А через пару дней за тётей пришли. На допросе следователь обвинил её … в сионистской пропаганде. Наверное, время было такое – шла борьба с космополитизмом. Единственно, в чём тёте Кларе удалось убедить следователя, так это в том, что попугай без корма и воды сдохнет, и поэтому ценную птицу надо сдать в зоопарк.
И вот теперь тётя собралась забирать Карла. Не знаю, что она говорила, какие доводы приводила, но вскоре к нашему дому подъехала “Победа”, и сам директор зоопарка занёс в комнату ту самую латунную клетку, в которой сидел виновник тётиных бед – красавец Карл.
Много лет прошло с той поры. Давно нет на свете моих родителей. Мы с женой и детьми живём в Германии. Конечно же, с нами приехала старенькая тётя со своим любимцем. Получили они квартиру в сеньёренхаузе. Фрак Карла со временем потускнел, но он по-прежнему бодр. Тётя Клара шутит, что Карл возвратился на родину как поздний переселенец и её с собой прихватил.

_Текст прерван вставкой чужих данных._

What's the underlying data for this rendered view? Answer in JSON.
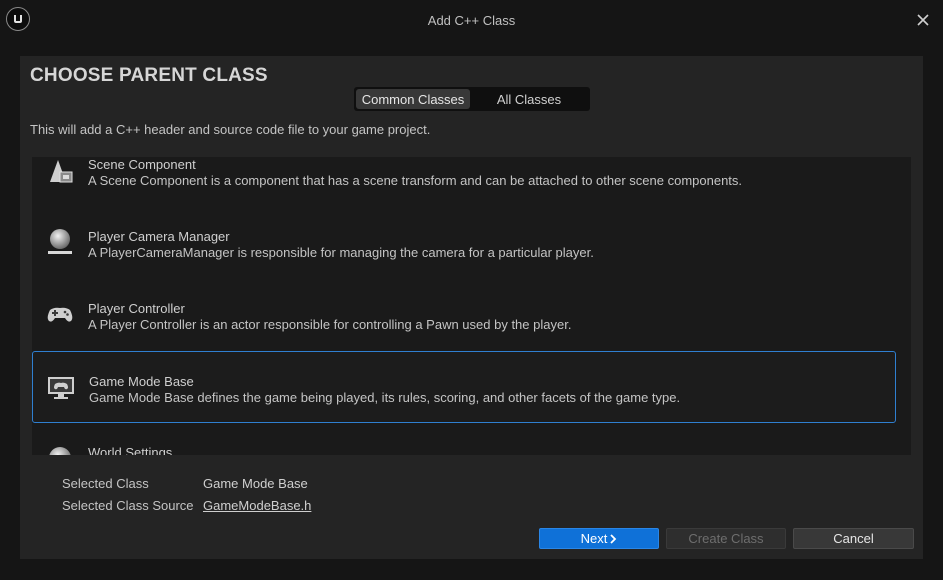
{
  "window": {
    "title": "Add C++ Class"
  },
  "header": {
    "title": "CHOOSE PARENT CLASS",
    "tabs": [
      {
        "label": "Common Classes",
        "active": true
      },
      {
        "label": "All Classes",
        "active": false
      }
    ],
    "description": "This will add a C++ header and source code file to your game project."
  },
  "class_list": [
    {
      "name": "Scene Component",
      "description": "A Scene Component is a component that has a scene transform and can be attached to other scene components.",
      "icon": "scene-component-icon"
    },
    {
      "name": "Player Camera Manager",
      "description": "A PlayerCameraManager is responsible for managing the camera for a particular player.",
      "icon": "camera-sphere-icon"
    },
    {
      "name": "Player Controller",
      "description": "A Player Controller is an actor responsible for controlling a Pawn used by the player.",
      "icon": "gamepad-icon"
    },
    {
      "name": "Game Mode Base",
      "description": "Game Mode Base defines the game being played, its rules, scoring, and other facets of the game type.",
      "icon": "monitor-gamepad-icon",
      "selected": true
    },
    {
      "name": "World Settings",
      "description": "",
      "icon": "world-sphere-icon"
    }
  ],
  "selection": {
    "class_label": "Selected Class",
    "class_value": "Game Mode Base",
    "source_label": "Selected Class Source",
    "source_value": "GameModeBase.h"
  },
  "buttons": {
    "next": "Next",
    "create": "Create Class",
    "cancel": "Cancel"
  },
  "colors": {
    "accent": "#0f71d8",
    "selection_border": "#2f7fd0",
    "panel_bg": "#242424",
    "window_bg": "#151515"
  }
}
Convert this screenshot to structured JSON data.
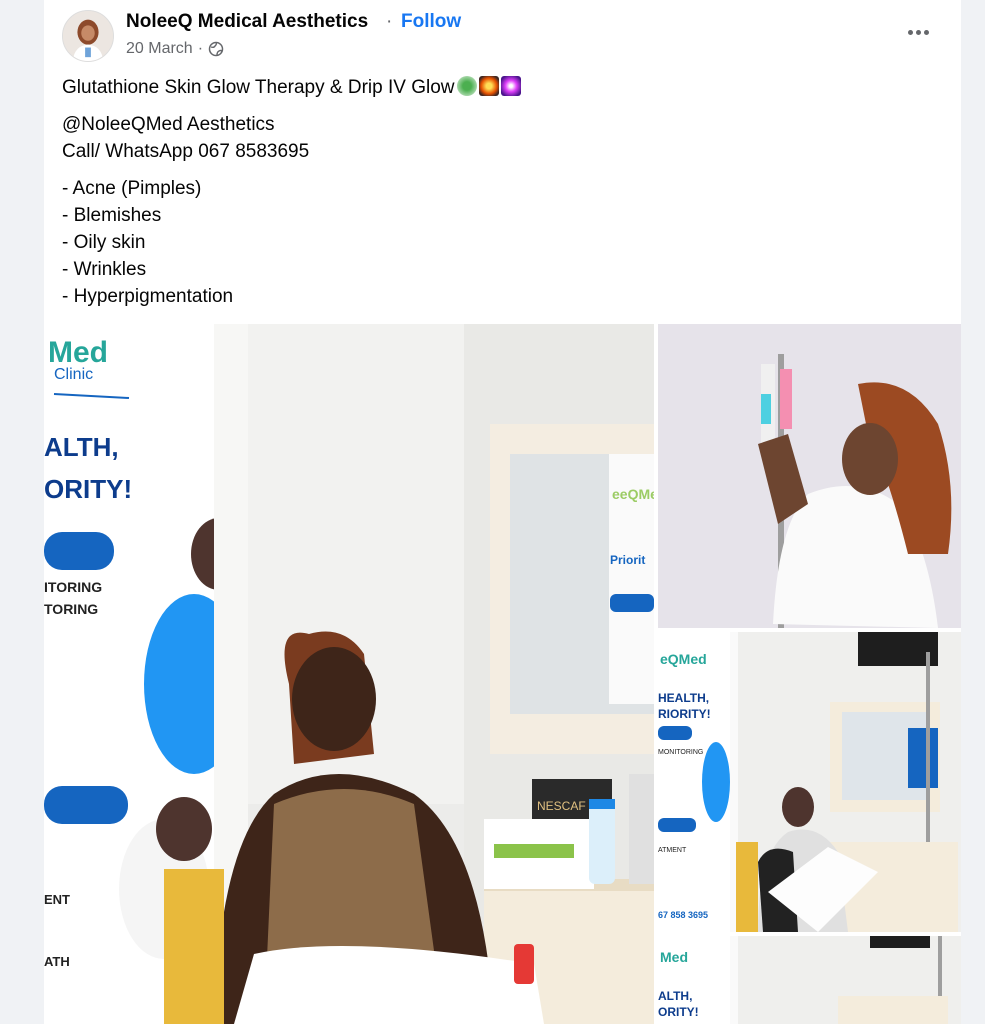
{
  "post": {
    "author": "NoleeQ Medical Aesthetics",
    "separator": "·",
    "follow_label": "Follow",
    "date": "20 March",
    "privacy_icon": "globe-icon",
    "more_icon": "more-options-icon",
    "lines": {
      "title": "Glutathione Skin Glow Therapy  & Drip IV Glow",
      "handle": "@NoleeQMed Aesthetics",
      "contact": "Call/ WhatsApp 067 8583695",
      "items": [
        "- Acne (Pimples)",
        "- Blemishes",
        "- Oily skin",
        "- Wrinkles",
        "- Hyperpigmentation"
      ]
    },
    "emojis": [
      "recycle-emoji",
      "fireworks-emoji",
      "sparkler-emoji"
    ]
  },
  "banner": {
    "brand": "Med",
    "clinic": "Clinic",
    "line1": "ALTH,",
    "line2": "ORITY!",
    "monitor1": "ITORING",
    "monitor2": "TORING",
    "side1": "ENT",
    "side2": "ATH",
    "mirror_brand": "eeQMe",
    "mirror_line": "Priorit",
    "box_label": "NESCAF"
  },
  "thumb_banner": {
    "brand": "eQMed",
    "line1": "HEALTH,",
    "line2": "RIORITY!",
    "monitor": "MONITORING",
    "treat": "ATMENT",
    "phone": "67 858 3695"
  },
  "bottom_banner": {
    "brand": "Med",
    "line1": "ALTH,",
    "line2": "ORITY!"
  },
  "colors": {
    "link": "#1877f2",
    "text": "#050505",
    "muted": "#65676b",
    "banner_blue": "#1565c0",
    "banner_green": "#26a69a"
  }
}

Жизнью в Германии тётя Клара довольна, она активист местной еврейской общины. Недавно прочитала лекцию по истории сионизма. Так что прав был следователь КГБ.
ЙОСЯ
В чем я перед тобой провинился, Йося? Почему из множества лиц, живущих в моей памяти, так часто всплывает твое лицо? Может быть, я виноват перед тобой в том, что родился здоровым, создал семью, жил нормально, то есть как все?
Не могу точно сказать, когда я увидел Йосю впервые. Было это давно, году в сорок седьмом или сорок восьмом. Чем он поразил меня, десятилетнего пацана? Может быть, своими глазами? Большие, как на старинной иконе, они таили в себе невысказанное страдание. Такое глубокое, что даже мы, мальчишки, народ быстрый и жестокий, поняли: Йосю обижать нельзя. И хотя в те послевоенные годы было ему, наверное, лет двадцать, казалось, что он остановился в развитии в шестилетнем возрасте.

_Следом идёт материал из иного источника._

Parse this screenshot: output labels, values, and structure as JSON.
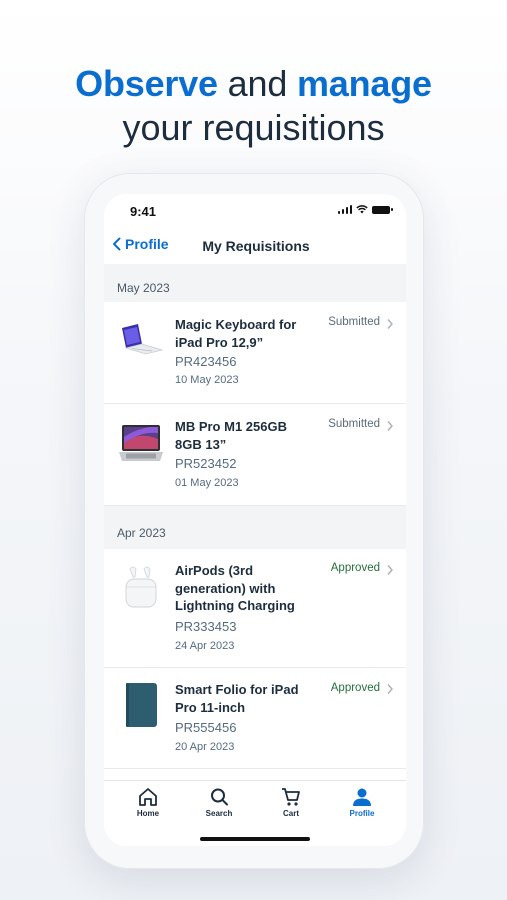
{
  "headline": {
    "word1": "Observe",
    "word2": " and ",
    "word3": "manage",
    "line2": "your requisitions"
  },
  "status_bar": {
    "time": "9:41"
  },
  "nav": {
    "back_label": "Profile",
    "title": "My Requisitions"
  },
  "sections": [
    {
      "header": "May 2023",
      "items": [
        {
          "name": "Magic Keyboard for iPad Pro 12,9”",
          "id": "PR423456",
          "date": "10 May 2023",
          "status": "Submitted"
        },
        {
          "name": "MB Pro M1 256GB 8GB 13”",
          "id": "PR523452",
          "date": "01 May 2023",
          "status": "Submitted"
        }
      ]
    },
    {
      "header": "Apr 2023",
      "items": [
        {
          "name": "AirPods (3rd generation) with Lightning Charging",
          "id": "PR333453",
          "date": "24 Apr 2023",
          "status": "Approved"
        },
        {
          "name": "Smart Folio for iPad Pro 11-inch",
          "id": "PR555456",
          "date": "20 Apr 2023",
          "status": "Approved"
        }
      ]
    }
  ],
  "tabbar": {
    "home": "Home",
    "search": "Search",
    "cart": "Cart",
    "profile": "Profile",
    "active": "Profile"
  },
  "colors": {
    "accent": "#0a6ed1",
    "approved": "#256f3a",
    "submitted": "#5b6b7a",
    "text": "#1d2d3e"
  }
}
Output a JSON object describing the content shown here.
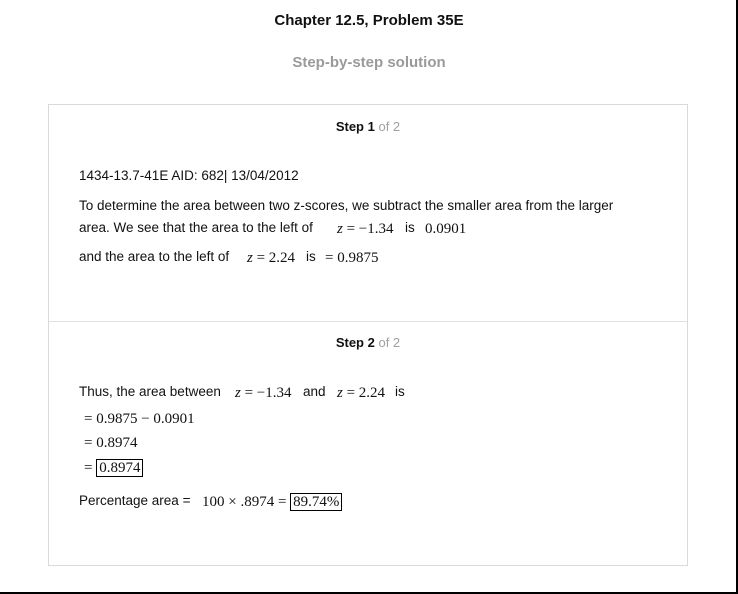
{
  "header": {
    "title": "Chapter 12.5, Problem 35E",
    "subtitle": "Step-by-step solution"
  },
  "step1": {
    "label": "Step 1",
    "of": "of 2",
    "meta": "1434-13.7-41E AID: 682| 13/04/2012",
    "line1": "To determine the area between two z-scores, we subtract the smaller area from the larger",
    "line2_text": "area. We see that the area to the left of",
    "z1_var": "z",
    "z1_eq": "= −1.34",
    "is1": "is",
    "area1": "0.0901",
    "line3_text": "and the area to the left of",
    "z2_var": "z",
    "z2_eq": "= 2.24",
    "is2": "is",
    "area2": "= 0.9875"
  },
  "step2": {
    "label": "Step 2",
    "of": "of 2",
    "lead": "Thus, the area between",
    "za_var": "z",
    "za_eq": "= −1.34",
    "and": "and",
    "zb_var": "z",
    "zb_eq": "= 2.24",
    "is": "is",
    "eq1": "= 0.9875 − 0.0901",
    "eq2": "= 0.8974",
    "eq3_prefix": "=",
    "eq3_boxed": "0.8974",
    "pct_label": "Percentage area =",
    "pct_expr": "100 × .8974 =",
    "pct_boxed": "89.74%"
  }
}
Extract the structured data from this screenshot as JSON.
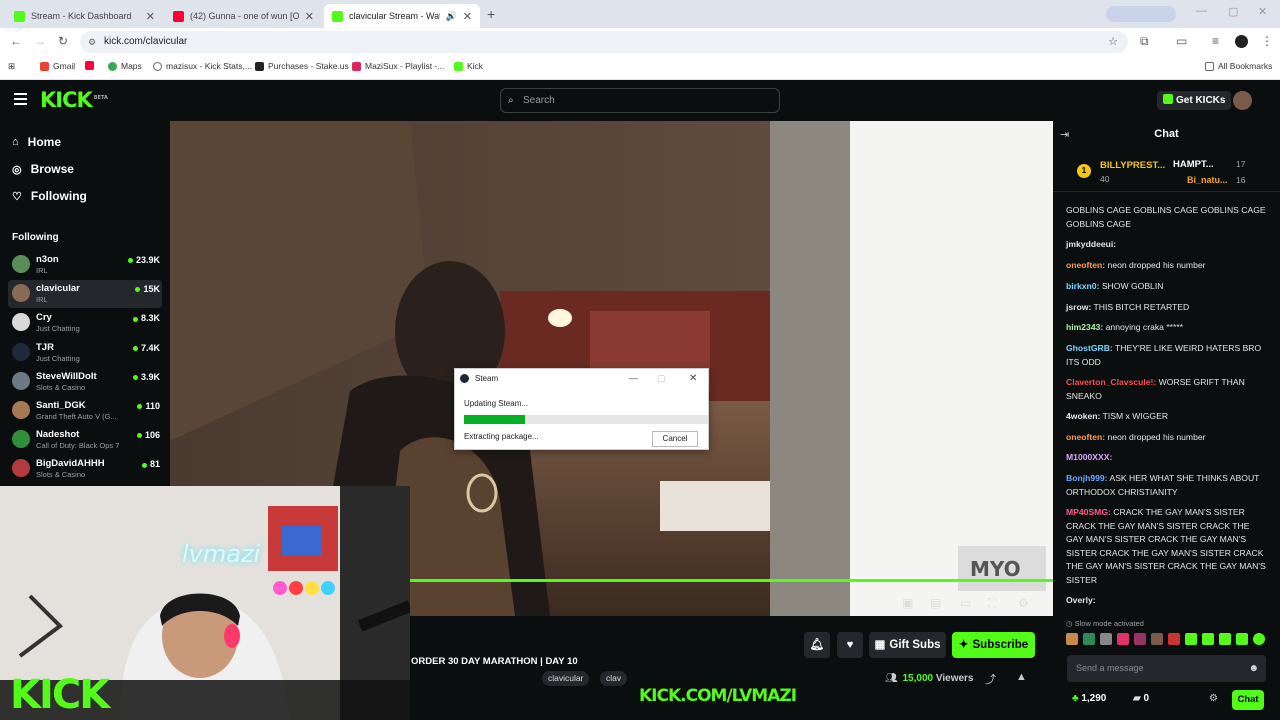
{
  "browser": {
    "tabs": [
      {
        "title": "Stream - Kick Dashboard",
        "active": false
      },
      {
        "title": "(42) Gunna - one of wun [Offici...",
        "active": false
      },
      {
        "title": "clavicular Stream - Watch L...",
        "active": true
      }
    ],
    "url": "kick.com/clavicular",
    "bookmarks": [
      "Gmail",
      "Maps",
      "mazisux - Kick Stats,...",
      "Purchases - Stake.us",
      "MaziSux - Playlist -...",
      "Kick"
    ],
    "all_bookmarks": "All Bookmarks"
  },
  "header": {
    "logo": "KICK",
    "logo_badge": "BETA",
    "search_placeholder": "Search",
    "get_kicks": "Get KICKs"
  },
  "sidebar": {
    "nav": [
      {
        "label": "Home",
        "icon": "home-icon"
      },
      {
        "label": "Browse",
        "icon": "compass-icon"
      },
      {
        "label": "Following",
        "icon": "heart-icon"
      }
    ],
    "following_title": "Following",
    "channels": [
      {
        "name": "n3on",
        "category": "IRL",
        "viewers": "23.9K",
        "color": "#5b8c5a"
      },
      {
        "name": "clavicular",
        "category": "IRL",
        "viewers": "15K",
        "color": "#8a6a55",
        "selected": true
      },
      {
        "name": "Cry",
        "category": "Just Chatting",
        "viewers": "8.3K",
        "color": "#d9d9d9"
      },
      {
        "name": "TJR",
        "category": "Just Chatting",
        "viewers": "7.4K",
        "color": "#1e2a3a"
      },
      {
        "name": "SteveWillDoIt",
        "category": "Slots & Casino",
        "viewers": "3.9K",
        "color": "#6c7a86"
      },
      {
        "name": "Santi_DGK",
        "category": "Grand Theft Auto V (G...",
        "viewers": "110",
        "color": "#a37a52"
      },
      {
        "name": "Nadeshot",
        "category": "Call of Duty: Black Ops 7",
        "viewers": "106",
        "color": "#2f8f3a"
      },
      {
        "name": "BigDavidAHHH",
        "category": "Slots & Casino",
        "viewers": "81",
        "color": "#b33b3b"
      }
    ]
  },
  "steam_dialog": {
    "title": "Steam",
    "status": "Updating Steam...",
    "detail": "Extracting package...",
    "progress": 0.25,
    "cancel": "Cancel"
  },
  "cam_overlay": {
    "neon_text": "lvmazi",
    "kick_logo": "KICK",
    "url_text": "KICK.COM/LVMAZI"
  },
  "stream": {
    "title": "ORDER 30 DAY MARATHON | DAY 10",
    "tags": [
      "clavicular",
      "clav"
    ],
    "viewers": "15,000",
    "viewers_label": "Viewers",
    "gift_subs": "Gift Subs",
    "subscribe": "Subscribe"
  },
  "chat": {
    "title": "Chat",
    "leaderboard": [
      {
        "rank": "1",
        "name": "BILLYPREST...",
        "count": "40"
      },
      {
        "name": "HAMPT...",
        "count": "17"
      },
      {
        "name": "Bi_natu...",
        "count": "16"
      }
    ],
    "messages": [
      {
        "user": "",
        "text": "GOBLINS CAGE GOBLINS CAGE GOBLINS CAGE GOBLINS CAGE",
        "color": "#e5e5e5"
      },
      {
        "user": "jmkyddeeui:",
        "text": "",
        "color": "#e5e5e5"
      },
      {
        "user": "oneoften:",
        "text": " neon dropped his number",
        "color": "#ff9b45"
      },
      {
        "user": "birkxn0:",
        "text": " SHOW GOBLIN",
        "color": "#7ad7ff"
      },
      {
        "user": "jsrow:",
        "text": " THIS BITCH RETARTED",
        "color": "#e5e5e5"
      },
      {
        "user": "him2343:",
        "text": " annoying craka *****",
        "color": "#b0f0b0"
      },
      {
        "user": "GhostGRB:",
        "text": " THEY'RE LIKE WEIRD HATERS BRO ITS ODD",
        "color": "#7ad7ff"
      },
      {
        "user": "Claverton_Clavscule!:",
        "text": " WORSE GRIFT THAN SNEAKO",
        "color": "#ff4d4d"
      },
      {
        "user": "4woken:",
        "text": " TISM x WIGGER",
        "color": "#e5e5e5"
      },
      {
        "user": "oneoften:",
        "text": " neon dropped his number",
        "color": "#ff9b45"
      },
      {
        "user": "M1000XXX:",
        "text": "",
        "color": "#d8a8ff"
      },
      {
        "user": "Bonjh999:",
        "text": " ASK HER WHAT SHE THINKS ABOUT ORTHODOX CHRISTIANITY",
        "color": "#6aa8ff"
      },
      {
        "user": "MP40SMG:",
        "text": " CRACK THE GAY MAN'S SISTER CRACK THE GAY MAN'S SISTER CRACK THE GAY MAN'S SISTER CRACK THE GAY MAN'S SISTER CRACK THE GAY MAN'S SISTER CRACK THE GAY MAN'S SISTER CRACK THE GAY MAN'S SISTER",
        "color": "#ff5a8a"
      },
      {
        "user": "Overly:",
        "text": "",
        "color": "#e5e5e5"
      }
    ],
    "slow_mode": "Slow mode activated",
    "input_placeholder": "Send a message",
    "points": "1,290",
    "other_count": "0",
    "send_label": "Chat"
  }
}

В то время мы все одевались очень бедно, но его пронзительная бедность как-то особенно бросалась в глаза. И в тоже время он был одет чисто и аккуратно, даже подчеркнуто аккуратно: ветхая рубашка была латана-перелатана, но зато заплаты подобраны по цвету, а все пуговицы, пусть и разнокалиберные, пришиты. Зимой на нем было пальтецо, из которого он давно вырос. В морозные дни Йося всегда прятал руки в карманах, но так как рукава были коротки, то между ними и карманами виднелась полоска багровой от холода кожи. И летом, и зимой он был обут в легкие парусиновые туфли. Но больше всего поражала нас его культурная речь. Мы, мальчишки, говорили на харьковском суржике, густо приперченном матерком, а уж таких интеллигентных слов, как “разрешите”, “извините”, не знали вовсе. А Йося знал и употреблял.

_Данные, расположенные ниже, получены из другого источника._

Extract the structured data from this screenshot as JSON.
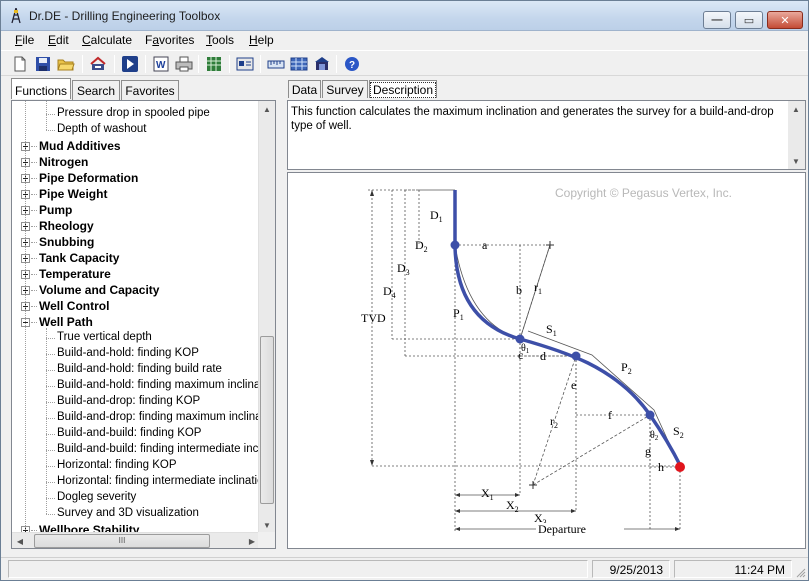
{
  "window": {
    "title": "Dr.DE - Drilling Engineering Toolbox"
  },
  "menu": [
    {
      "label": "File",
      "key": "F",
      "rest": "ile"
    },
    {
      "label": "Edit",
      "key": "E",
      "rest": "dit"
    },
    {
      "label": "Calculate",
      "key": "C",
      "rest": "alculate"
    },
    {
      "label": "Favorites",
      "key": "a",
      "pre": "F",
      "rest": "vorites"
    },
    {
      "label": "Tools",
      "key": "T",
      "rest": "ools"
    },
    {
      "label": "Help",
      "key": "H",
      "rest": "elp"
    }
  ],
  "toolbar_icons": [
    "new-document-icon",
    "save-icon",
    "open-folder-icon",
    "print-setup-icon",
    "run-icon",
    "export-word-icon",
    "print-icon",
    "export-excel-icon",
    "unit-settings-icon",
    "ruler-icon",
    "calculator-icon",
    "about-icon",
    "help-icon"
  ],
  "left_tabs": [
    "Functions",
    "Search",
    "Favorites"
  ],
  "tree": {
    "items": [
      {
        "label": "Pressure drop in spooled pipe",
        "level": 2
      },
      {
        "label": "Depth of washout",
        "level": 2
      },
      {
        "label": "Mud Additives",
        "level": 1,
        "expander": "+"
      },
      {
        "label": "Nitrogen",
        "level": 1,
        "expander": "+"
      },
      {
        "label": "Pipe Deformation",
        "level": 1,
        "expander": "+"
      },
      {
        "label": "Pipe Weight",
        "level": 1,
        "expander": "+"
      },
      {
        "label": "Pump",
        "level": 1,
        "expander": "+"
      },
      {
        "label": "Rheology",
        "level": 1,
        "expander": "+"
      },
      {
        "label": "Snubbing",
        "level": 1,
        "expander": "+"
      },
      {
        "label": "Tank Capacity",
        "level": 1,
        "expander": "+"
      },
      {
        "label": "Temperature",
        "level": 1,
        "expander": "+"
      },
      {
        "label": "Volume and Capacity",
        "level": 1,
        "expander": "+"
      },
      {
        "label": "Well Control",
        "level": 1,
        "expander": "+"
      },
      {
        "label": "Well Path",
        "level": 1,
        "expander": "-"
      },
      {
        "label": "True vertical depth",
        "level": 2
      },
      {
        "label": "Build-and-hold: finding KOP",
        "level": 2
      },
      {
        "label": "Build-and-hold: finding build rate",
        "level": 2
      },
      {
        "label": "Build-and-hold: finding maximum inclination",
        "level": 2
      },
      {
        "label": "Build-and-drop: finding KOP",
        "level": 2
      },
      {
        "label": "Build-and-drop: finding maximum inclination",
        "level": 2,
        "selected": true
      },
      {
        "label": "Build-and-build: finding KOP",
        "level": 2
      },
      {
        "label": "Build-and-build: finding intermediate inclinat",
        "level": 2
      },
      {
        "label": "Horizontal: finding KOP",
        "level": 2
      },
      {
        "label": "Horizontal: finding intermediate inclination",
        "level": 2
      },
      {
        "label": "Dogleg severity",
        "level": 2
      },
      {
        "label": "Survey and 3D visualization",
        "level": 2
      },
      {
        "label": "Wellbore Stability",
        "level": 1,
        "expander": "+"
      }
    ],
    "hscroll_grip": "III"
  },
  "right_tabs": [
    "Data",
    "Survey",
    "Description"
  ],
  "description": "This function calculates the maximum inclination and generates the survey for a build-and-drop type of well.",
  "diagram": {
    "copyright": "Copyright © Pegasus Vertex, Inc.",
    "labels": {
      "D1": "D",
      "D1s": "1",
      "D2": "D",
      "D2s": "2",
      "D3": "D",
      "D3s": "3",
      "D4": "D",
      "D4s": "4",
      "TVD": "TVD",
      "a": "a",
      "b": "b",
      "r1": "r",
      "r1s": "1",
      "P1": "P",
      "P1s": "1",
      "S1": "S",
      "S1s": "1",
      "c": "c",
      "d": "d",
      "theta1": "θ",
      "theta1s": "1",
      "e": "e",
      "P2": "P",
      "P2s": "2",
      "f": "f",
      "r2": "r",
      "r2s": "2",
      "theta2": "θ",
      "theta2s": "2",
      "g": "g",
      "S2": "S",
      "S2s": "2",
      "h": "h",
      "X1": "X",
      "X1s": "1",
      "X2": "X",
      "X2s": "2",
      "X3": "X",
      "X3s": "3",
      "departure": "Departure"
    },
    "colors": {
      "path": "#3d4fa8",
      "endpoint": "#e0141c",
      "guide": "#555555"
    }
  },
  "status": {
    "cell1": "",
    "date": "9/25/2013",
    "time": "11:24 PM"
  }
}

Был Йося человеком общительным и болезненно многословным. Занимая длиннющую очередь в хлебный магазин, подробно рассказывал окружающим, что за хлебом его послала мама, которая предупредила, чтобы он не брал довески. Когда подходила Йосина очередь, то и продавщице он пересказывал мамины наставления.
В то время по нашей улице еще ходил трамвай. Трамвайные пути постоянно ремонтировали, и занимались этим бригады, состоящие из молодых женщин, сбежавших в город из голодных колхозов. Йося подолгу смотрел на то, как женщины таскали рельсы, и обращался к одной из них: “Девушка, выходите, пожалуйста, за меня замуж! У меня мама старенькая, она мне говорит, что скоро умрет, а я один жить никак не смогу. Выходите, пожалуйста! Я Вас обижать никогда не буду, я буду Вас жалеть”.
Девушки беззлобно отшучивались.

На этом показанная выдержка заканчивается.